Upon capturing Charlie Burns, one of the most dangerous outlaws in the region, and his younger brother, Mikey, Stanley takes the gamble of a lifetime when he offers Charlie a pardon and the release of his brother for the head of Charlie's older brother, Arthur. What makes this film so gripping is the way in which the tension hangs so heavily in the stifling heat, a tension that is punctuated effectively by various acts of shocking brutality, desperation and betrayal in keeping with the film's unforgiving setting. Guy Pearce's portrayal of the staunch Charlie Burns is a triumph despite the fact that for much of the film, he is a solitary, silent figure. As a previous reviewer has suggested, it could be argued that both writer and director are rather too much in thrall to Ray Winstone's character (Stanley) as he appears on-screen far more than Pearce's. However, it would be churlish to criticize this aspect of the film too heavily - if at all - as Winstone's performance is one of utter magnificence.

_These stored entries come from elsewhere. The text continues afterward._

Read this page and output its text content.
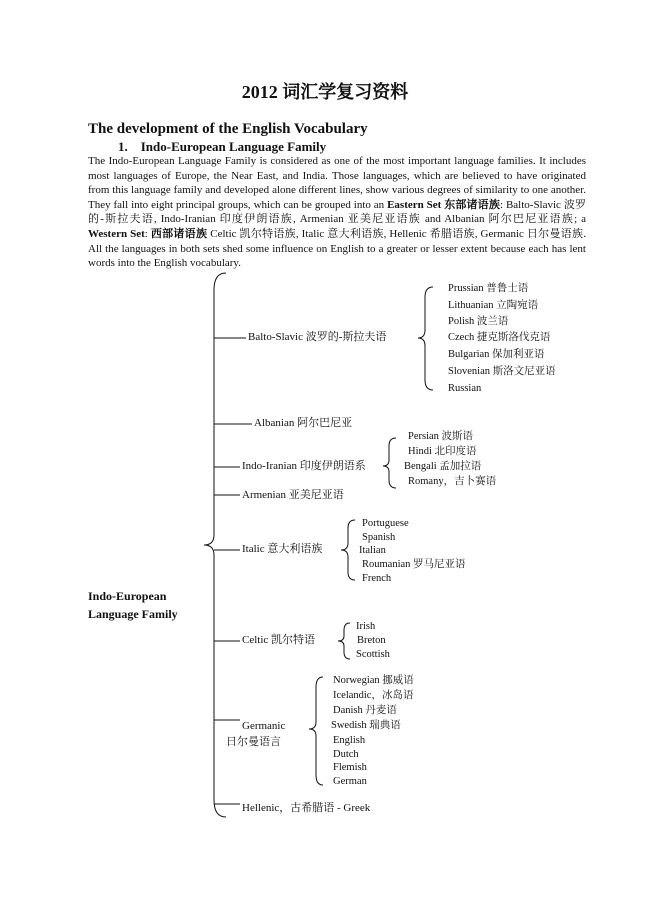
2012 词汇学复习资料
The development of the English Vocabulary
1. Indo-European Language Family
The Indo-European Language Family is considered as one of the most important language families. It includes most languages of Europe, the Near East, and India. Those languages, which are believed to have originated from this language family and developed alone different lines, show various degrees of similarity to one another. They fall into eight principal groups, which can be grouped into an Eastern Set 东部诸语族: Balto-Slavic 波罗的-斯拉夫语, Indo-Iranian 印度伊朗语族, Armenian 亚美尼亚语族 and Albanian 阿尔巴尼亚语族; a Western Set: 西部诸语族 Celtic 凯尔特语族, Italic 意大利语族, Hellenic 希腊语族, Germanic 日尔曼语族. All the languages in both sets shed some influence on English to a greater or lesser extent because each has lent words into the English vocabulary.
Indo-European
Language Family
Balto-Slavic 波罗的-斯拉夫语
Albanian 阿尔巴尼亚
Indo-Iranian 印度伊朗语系
Armenian 亚美尼亚语
Italic 意大利语族
Celtic 凯尔特语
Germanic
日尔曼语言
Hellenic，古希腊语 - Greek
Prussian 普鲁士语
Lithuanian 立陶宛语
Polish 波兰语
Czech 捷克斯洛伐克语
Bulgarian 保加利亚语
Slovenian 斯洛文尼亚语
Russian
Persian 波斯语
Hindi 北印度语
Bengali 孟加拉语
Romany，吉卜赛语
Portuguese
Spanish
Italian
Roumanian 罗马尼亚语
French
Irish
Breton
Scottish
Norwegian 挪威语
Icelandic，冰岛语
Danish 丹麦语
Swedish 瑞典语
English
Dutch
Flemish
German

Tense, violent and occasionally nauseous (notably, the scene in which young Mikey gets flogged), this is nevertheless one of the best films I've seen in recent years, and everyone involved in its making should be congratulated.
on 22 May 2014
I quite enjoyed this film the first time i saw it, it is brutal and harsh like the Australian outback. The second viewing highlighted the flaws in the script and casting, Ray Winston and Emily Watson are probably the worst screen couple I have ever seen (they don't even look comfortable in each others company in the behind the scenes interviews. The film is beautifully shot and you can almost taste the dust, there is a wonderful moment when you see flies clinging to the backs of actors, you really get a sense of the place. Unfortunately interesting moments do not add up to a satisfying film.
Set in the blistering heat of the Australian outback in the 19th Century, The Propostition is a slow burning powerhouse of a film.
Captain Stanley (Ray Winstone) is in charge of a thuggish police unit in a desolate outback settlement where they spend most days hunting Aborigines. His real desire is to bring to justice the notorious Burns brothers who have committed various brutal crimes together. When Stanley and his men capture Charlie Burns (Guy Pearce) and his simple minded younger brother Mikey, he proposes a deal where Charlie must go out and kill his psychotic older brother Arthur to save Mikey from the gallows. He has nine days to deliver Arthurs body to Stanley. Pearce heads out into the hellish wilderness to hunt down heavily wanted Arthur for the ultimate showdown.
It is difficult to decide who to root for, the weary police Captain who seems a good man at heart or Guy Pearces outlaw, driven by the love for his family. Both men have extremely violent tendencies and are equally ruthless. The baron wilderness of the desert is beautifully shot throughout the film as the tension is cranked up slowly towards the unavoidable clash at the end. Brilliant stuff.